Publication year - 1989
Publication title -
british journal of dermatology
Language(s) - English
Resource type - Journals
SCImago Journal Rank - 2.304
H-Index - 179
eISSN - 1365-2133
pISSN - 0007-0963
DOI - 10.1111/j.1365-2133.1989.tb07759.x
Subject(s) - keratinocyte , cell adhesion molecule , intercellular adhesion molecule 1 , antigen , biology , microbiology and biotechnology , human leukocyte antigen , intercellular adhesion molecule , hla dr , interferon gamma , cell adhesion , cell , cell culture , immunology , cytokine , biochemistry , genetics
SUMMARY With indirect immunofluorescence techniques we demonstrated that recombinant gamma‐interferon induced the expression of the class II antigens HLA‐DR and HLA‐DQ as well as intercellular adhesion molecule‐1 (ICAM‐1) on normal, cultured human keratinocytes grown in low‐calcium, serum‐free medium. Each antigen displayed a distinctive cellular staining pattern. HLA‐DR was strongly localized to perinuclear zones with intense cell surface expression; HLA‐DQ displayed a perinuclear accentuation, but with minimal cell surface staining, and ICAM‐1 was strongly expressed in a diffuse cytoplasmic pattern with intense cell surface expression. Keratinocytes grown in medium supplemented with 10% fetal calf serum underwent differentiation, with a diminished expression of all three antigens as compared to those grown in low‐calcium, serum‐free medium.

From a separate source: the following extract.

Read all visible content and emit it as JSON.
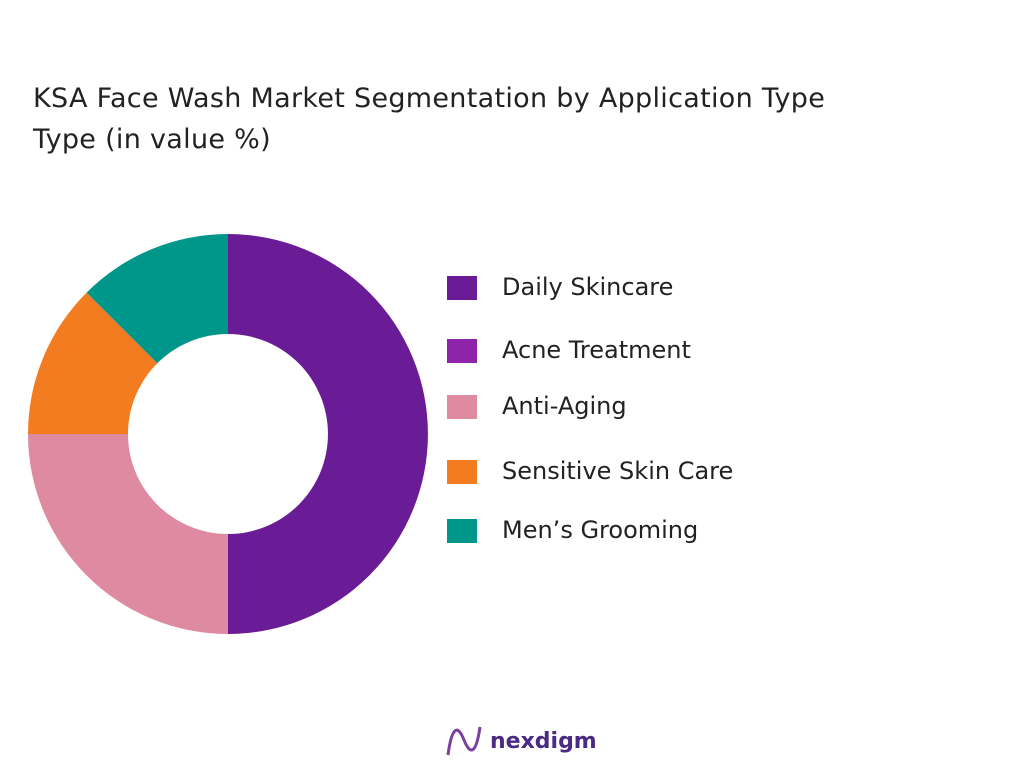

These results confirm that gamma interferon can differentially regulate HLA‐DR nd HLA‐DQ expression; that there are probably different biochemical metabolic pathways by which these three molecules are expressed on keratinocytes, and that the expression is also a function of the degree of keratinocyte differentiation. The strong cell surface expression of ICAM‐1 is suggested to be of major importance as the recognition molecule, by which T cells bind to gamma interferon exposed keratinocytes, and suggests and integral role for this molecule in epidermal lymphocyte trafficking.